I had been envisioning the same uproc-module strategy for through-hole construction - should have included links - my bad - (ebay 'arduino nano') or (ebay 'meduino nano')...

 

[Alan B]

The Nano's don't help this design as much as the Teensy does. The ATMega 328 is just a bit shy of what is needed in the ADC department. If we want to do 8S, plus the current and voltages we need 11 ADCs where the 328 has 8 and the Teensy with U4 processor has 11 (12 actually but one is pre-empted to an LED). Even at 6S we need 9 ADCs which caused me to add a MUX chip, so this saves that chip too.

So here is what it might look like with a Teensy:

There may not be enough room for 8S differential amplifiers.

I searched Digikey for through-hole differential amps and did not find anything reasonable. There were a couple but they were expensive and not small enough. There is not much room either.

The current sensor is also only available in SMT.

The cost goes up about ten to fifteen dollars, but risk is reduced.

The USB interface is nice, however it is not isolated so presents some risks.

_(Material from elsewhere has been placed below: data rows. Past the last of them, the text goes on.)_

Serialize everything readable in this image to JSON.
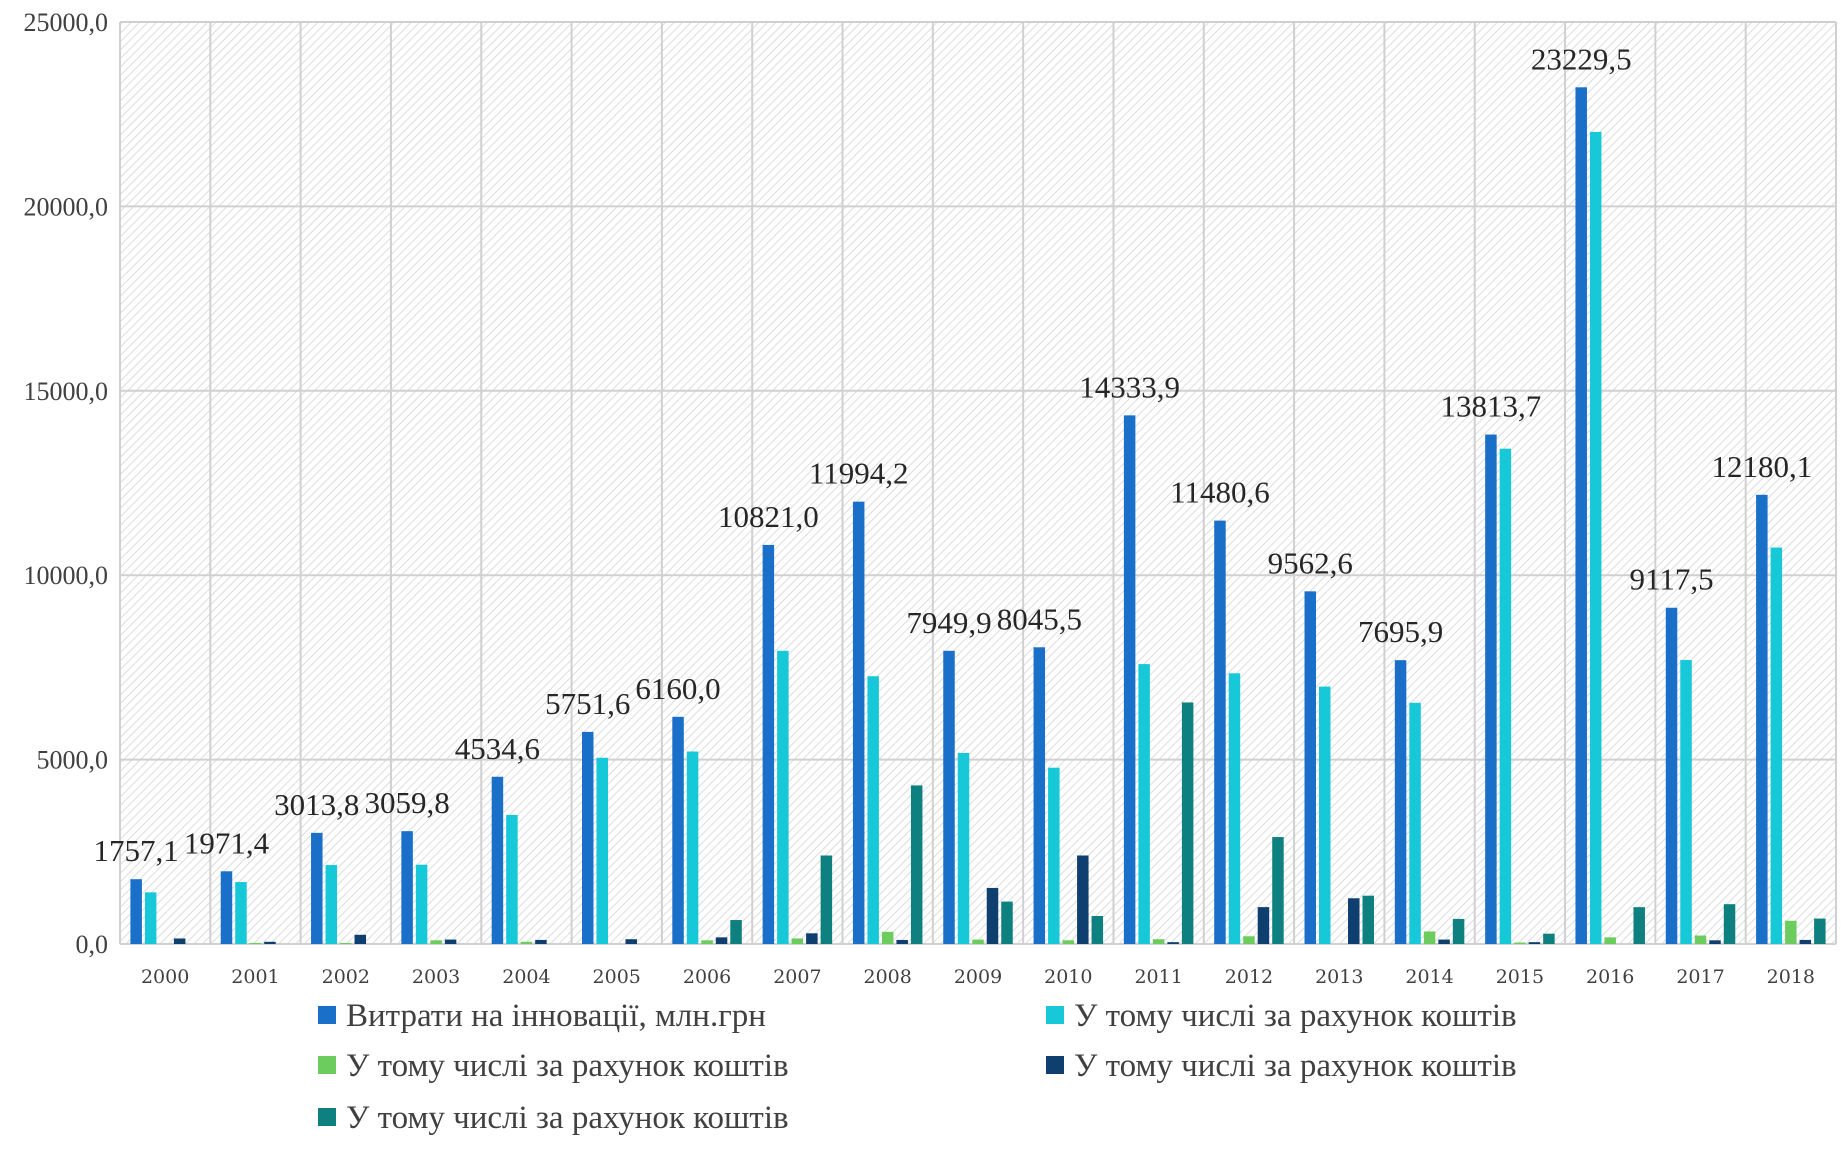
{
  "chart_data": {
    "type": "bar",
    "title": "",
    "xlabel": "",
    "ylabel": "",
    "ylim": [
      0,
      25000
    ],
    "yticks": [
      "0,0",
      "5000,0",
      "10000,0",
      "15000,0",
      "20000,0",
      "25000,0"
    ],
    "grid": true,
    "legend_position": "bottom",
    "categories": [
      "2000",
      "2001",
      "2002",
      "2003",
      "2004",
      "2005",
      "2006",
      "2007",
      "2008",
      "2009",
      "2010",
      "2011",
      "2012",
      "2013",
      "2014",
      "2015",
      "2016",
      "2017",
      "2018"
    ],
    "series": [
      {
        "name": "Витрати на інновації, млн.грн",
        "color": "#1a6fc9",
        "values": [
          1757.1,
          1971.4,
          3013.8,
          3059.8,
          4534.6,
          5751.6,
          6160.0,
          10821.0,
          11994.2,
          7949.9,
          8045.5,
          14333.9,
          11480.6,
          9562.6,
          7695.9,
          13813.7,
          23229.5,
          9117.5,
          12180.1
        ],
        "labels": [
          "1757,1",
          "1971,4",
          "3013,8",
          "3059,8",
          "4534,6",
          "5751,6",
          "6160,0",
          "10821,0",
          "11994,2",
          "7949,9",
          "8045,5",
          "14333,9",
          "11480,6",
          "9562,6",
          "7695,9",
          "13813,7",
          "23229,5",
          "9117,5",
          "12180,1"
        ]
      },
      {
        "name": "У тому числі за рахунок коштів",
        "color": "#16c8d8",
        "values": [
          1400,
          1680,
          2140,
          2150,
          3500,
          5050,
          5220,
          7950,
          7260,
          5180,
          4780,
          7590,
          7340,
          6980,
          6540,
          13430,
          22020,
          7700,
          10750
        ]
      },
      {
        "name": "У тому числі за рахунок коштів",
        "color": "#6ccc5e",
        "values": [
          0,
          30,
          30,
          100,
          60,
          0,
          100,
          150,
          330,
          120,
          100,
          130,
          210,
          0,
          340,
          40,
          180,
          230,
          630
        ]
      },
      {
        "name": "У тому числі за рахунок коштів",
        "color": "#0e3f6e",
        "values": [
          150,
          60,
          250,
          120,
          110,
          130,
          180,
          290,
          110,
          1520,
          2400,
          50,
          1000,
          1240,
          120,
          50,
          0,
          100,
          110
        ]
      },
      {
        "name": "У тому числі за рахунок коштів",
        "color": "#0f8080",
        "values": [
          0,
          0,
          0,
          0,
          0,
          0,
          650,
          2400,
          4300,
          1150,
          760,
          6550,
          2900,
          1310,
          680,
          280,
          1000,
          1080,
          690
        ]
      }
    ]
  }
}
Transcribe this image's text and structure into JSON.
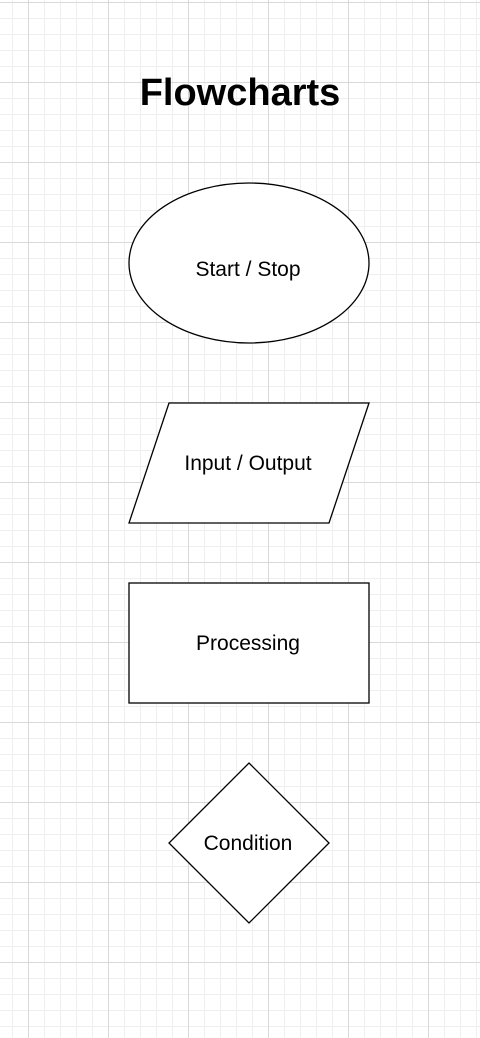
{
  "title": "Flowcharts",
  "shapes": {
    "start_stop": {
      "label": "Start / Stop",
      "kind": "ellipse"
    },
    "input_output": {
      "label": "Input / Output",
      "kind": "parallelogram"
    },
    "processing": {
      "label": "Processing",
      "kind": "rectangle"
    },
    "condition": {
      "label": "Condition",
      "kind": "diamond"
    }
  },
  "colors": {
    "stroke": "#000000",
    "fill": "#ffffff",
    "grid_major": "#d9d9d9",
    "grid_minor": "#efefef"
  }
}
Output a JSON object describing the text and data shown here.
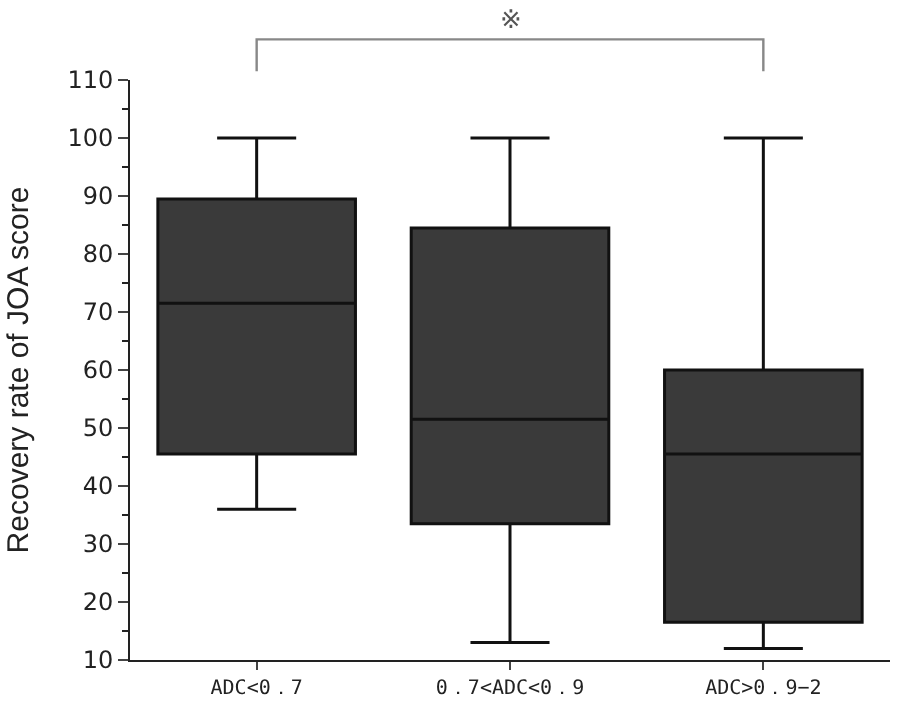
{
  "chart_data": {
    "type": "box",
    "ylabel": "Recovery rate of JOA score",
    "categories": [
      "ADC<0．7",
      "0．7<ADC<0．9",
      "ADC>0．9−2"
    ],
    "color": "#3a3a3a",
    "boxes": [
      {
        "low": 36,
        "q1": 45.5,
        "median": 71.5,
        "q3": 89.5,
        "high": 100
      },
      {
        "low": 13,
        "q1": 33.5,
        "median": 51.5,
        "q3": 84.5,
        "high": 100
      },
      {
        "low": 12,
        "q1": 16.5,
        "median": 45.5,
        "q3": 60,
        "high": 100
      }
    ],
    "ylim": [
      10,
      110
    ],
    "yticks": [
      10,
      20,
      30,
      40,
      50,
      60,
      70,
      80,
      90,
      100,
      110
    ],
    "annotations": [
      "※"
    ]
  }
}
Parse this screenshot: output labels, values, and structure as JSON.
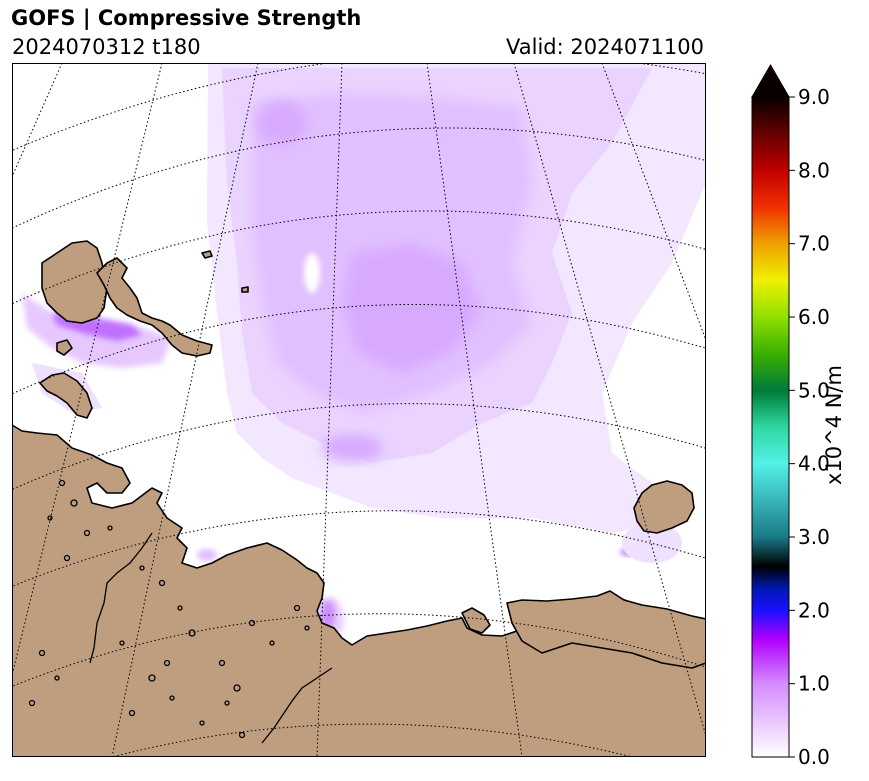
{
  "header": {
    "title": "GOFS  |  Compressive Strength",
    "run": "2024070312 t180",
    "valid": "Valid: 2024071100"
  },
  "colorbar": {
    "min": 0.0,
    "max": 9.0,
    "extend": "max",
    "unit_label": "x10^4 N/m",
    "ticks": [
      "0.0",
      "1.0",
      "2.0",
      "3.0",
      "4.0",
      "5.0",
      "6.0",
      "7.0",
      "8.0",
      "9.0"
    ],
    "tick_values": [
      0,
      1,
      2,
      3,
      4,
      5,
      6,
      7,
      8,
      9
    ],
    "color_stops": [
      {
        "v": 0.0,
        "c": "#ffffff"
      },
      {
        "v": 1.0,
        "c": "#d48cff"
      },
      {
        "v": 1.6,
        "c": "#b000ff"
      },
      {
        "v": 2.0,
        "c": "#1a10ff"
      },
      {
        "v": 2.3,
        "c": "#0018b0"
      },
      {
        "v": 2.6,
        "c": "#000000"
      },
      {
        "v": 3.0,
        "c": "#1a7a88"
      },
      {
        "v": 4.0,
        "c": "#55f0e8"
      },
      {
        "v": 4.5,
        "c": "#2ed8a0"
      },
      {
        "v": 5.0,
        "c": "#007a3a"
      },
      {
        "v": 5.5,
        "c": "#3ab000"
      },
      {
        "v": 6.0,
        "c": "#90e000"
      },
      {
        "v": 6.5,
        "c": "#f0f000"
      },
      {
        "v": 7.0,
        "c": "#f0a000"
      },
      {
        "v": 7.5,
        "c": "#f03000"
      },
      {
        "v": 8.0,
        "c": "#c00000"
      },
      {
        "v": 9.0,
        "c": "#0a0000"
      }
    ]
  },
  "map": {
    "land_color": "#bf9e80",
    "ocean_color": "#ffffff",
    "gridline_style": "dotted",
    "ice_colors": [
      "#f3e6ff",
      "#ead3ff",
      "#e1c0ff",
      "#d3a0ff",
      "#c070ff",
      "#a020f0"
    ]
  }
}
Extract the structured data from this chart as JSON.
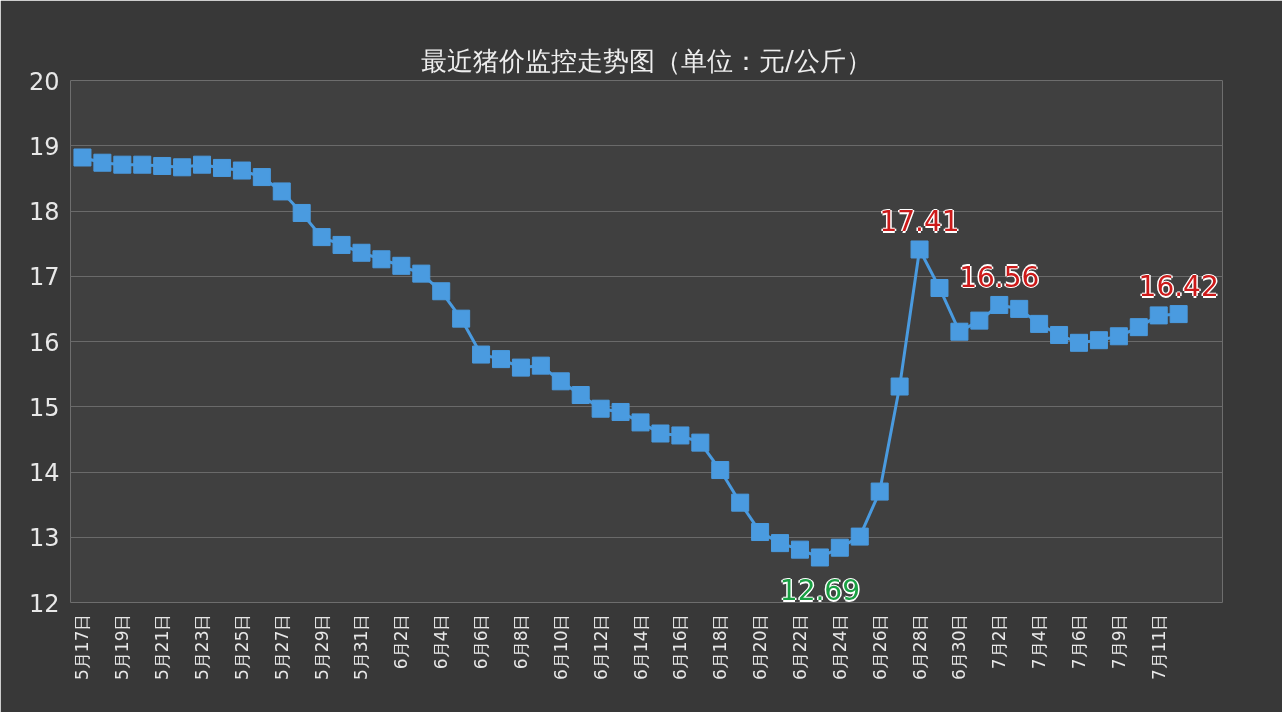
{
  "chart_data": {
    "type": "line",
    "title": "最近猪价监控走势图（单位：元/公斤）",
    "categories": [
      "5月17日",
      null,
      "5月19日",
      null,
      "5月21日",
      null,
      "5月23日",
      null,
      "5月25日",
      null,
      "5月27日",
      null,
      "5月29日",
      null,
      "5月31日",
      null,
      "6月2日",
      null,
      "6月4日",
      null,
      "6月6日",
      null,
      "6月8日",
      null,
      "6月10日",
      null,
      "6月12日",
      null,
      "6月14日",
      null,
      "6月16日",
      null,
      "6月18日",
      null,
      "6月20日",
      null,
      "6月22日",
      null,
      "6月24日",
      null,
      "6月26日",
      null,
      "6月28日",
      null,
      "6月30日",
      null,
      "7月2日",
      null,
      "7月4日",
      null,
      "7月6日",
      null,
      "7月9日",
      null,
      "7月11日",
      null
    ],
    "series": [
      {
        "color": "#4a9be0",
        "values": [
          18.82,
          18.74,
          18.71,
          18.71,
          18.69,
          18.67,
          18.71,
          18.66,
          18.62,
          18.52,
          18.3,
          17.97,
          17.6,
          17.48,
          17.36,
          17.26,
          17.16,
          17.04,
          16.77,
          16.35,
          15.8,
          15.73,
          15.6,
          15.63,
          15.39,
          15.18,
          14.97,
          14.92,
          14.76,
          14.59,
          14.56,
          14.45,
          14.03,
          13.53,
          13.08,
          12.91,
          12.81,
          12.69,
          12.84,
          13.01,
          13.7,
          15.31,
          17.41,
          16.82,
          16.15,
          16.32,
          16.56,
          16.5,
          16.27,
          16.1,
          15.98,
          16.02,
          16.08,
          16.22,
          16.4,
          16.42
        ],
        "value_labels": [
          null,
          null,
          null,
          null,
          null,
          null,
          null,
          null,
          null,
          null,
          null,
          null,
          null,
          null,
          null,
          null,
          null,
          null,
          null,
          null,
          null,
          null,
          null,
          null,
          null,
          null,
          null,
          null,
          null,
          null,
          null,
          null,
          null,
          null,
          null,
          null,
          null,
          "12.69",
          null,
          null,
          null,
          null,
          "17.41",
          null,
          null,
          null,
          "16.56",
          null,
          null,
          null,
          null,
          null,
          null,
          null,
          null,
          "16.42"
        ]
      }
    ],
    "ylim": [
      12,
      20
    ],
    "yticks": [
      12,
      13,
      14,
      15,
      16,
      17,
      18,
      19,
      20
    ],
    "grid": "y",
    "marker": "square",
    "line_style": "solid"
  }
}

The serial port before was not isolated so this is similar.

Another thing I like about the U4 is that it has a temperature sensor which gives environmental temperature. This is not battery temperature but it is useful.

 

[fredsparkle]

Can we see a schematic?

Thanks

 

[Alan B]

Hi Fred.

Schematic is not presentable at this time. It is mostly in separate index card notes or in my head. I was entering it but now sidetracked with the Tiny. In order to give freedom to the PC layout I let the schematic float a bit. Many things have flexibility with where they can go, so it makes the PC layout easier and cleaner to let layout drive things.

Did you have something specific you were wondering about?